Life in Cuba is a carnival, the apotheosis of the unconscious, an asylum where even evil seems infantile. A paternalistic perpetual State makes us as irresponsible as a herd of children. We no longer act as citizens; we are now the orphaned puppets of the puppeteer.
Centro Habana and Habana Vieja are two of the most densely populated areas in the country. There life is lived on the streets, with doors wide open, spur of the moment, manual labor earning centavos that will hopefully add up to hard currency pesos. Unlicensed work is preferable, as it’s very late for the State to suggest that people pay taxes, when they are the same men, now octogenarians, who destroyed our banking and financial system. Flattening soft drink and beer cans with a stick before recycling them is a labor that excites those at the extremes of age; I’ve only seen kids and old people doing it.

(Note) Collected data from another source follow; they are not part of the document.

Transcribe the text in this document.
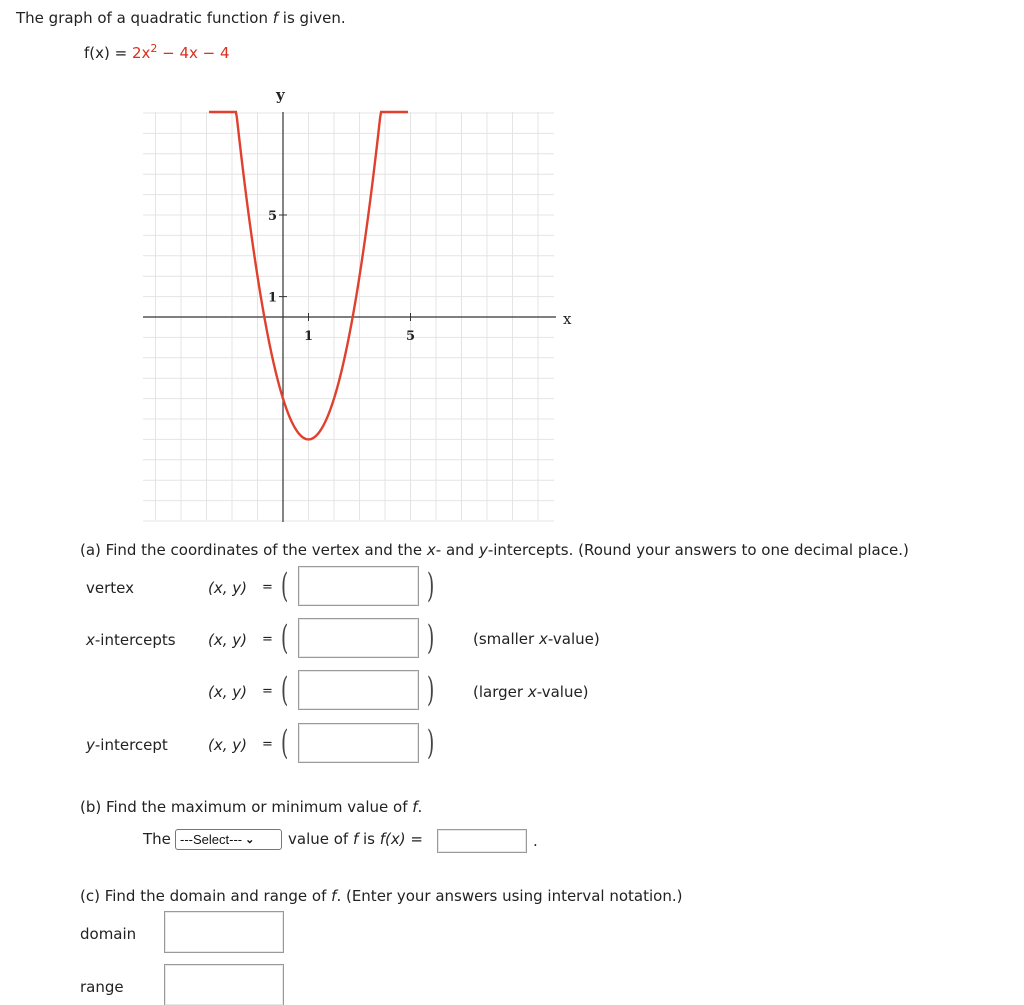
The graph of a quadratic function f is given.
$f(x) = 2x^2 - 4x - 4$
x
y
1	5
5
1
(a) Find the coordinates of the vertex and the x- and y-intercepts. (Round your answers to one decimal place.)
vertex	(x, y) = (	)
x-intercepts (x, y) = (	)	(smaller x-value)
(x, y) = (	)	(larger x-value)
y-intercept	(x, y) = (	)
(b) Find the maximum or minimum value of f.
The ---Select--- ⌄ value of f is f(x) =	.
(c) Find the domain and range of f. (Enter your answers using interval notation.)
domain
range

To the rhythm of the flattening blows we can dance a conga of misery. And this is exactly what the can crushers do when a tourist—or a Cuban with a camera—passes by: dance, conga, rumba, wiggle and shake, elated to be captured in a photo that could become famous out there. All this is no longer the vanguard of the proletariat, but of the clownetariat: brave new clownetry! Thus, my neighbors believe, they will pass from the provincial anonymity of the neighborhood to the front pages of the world’s press.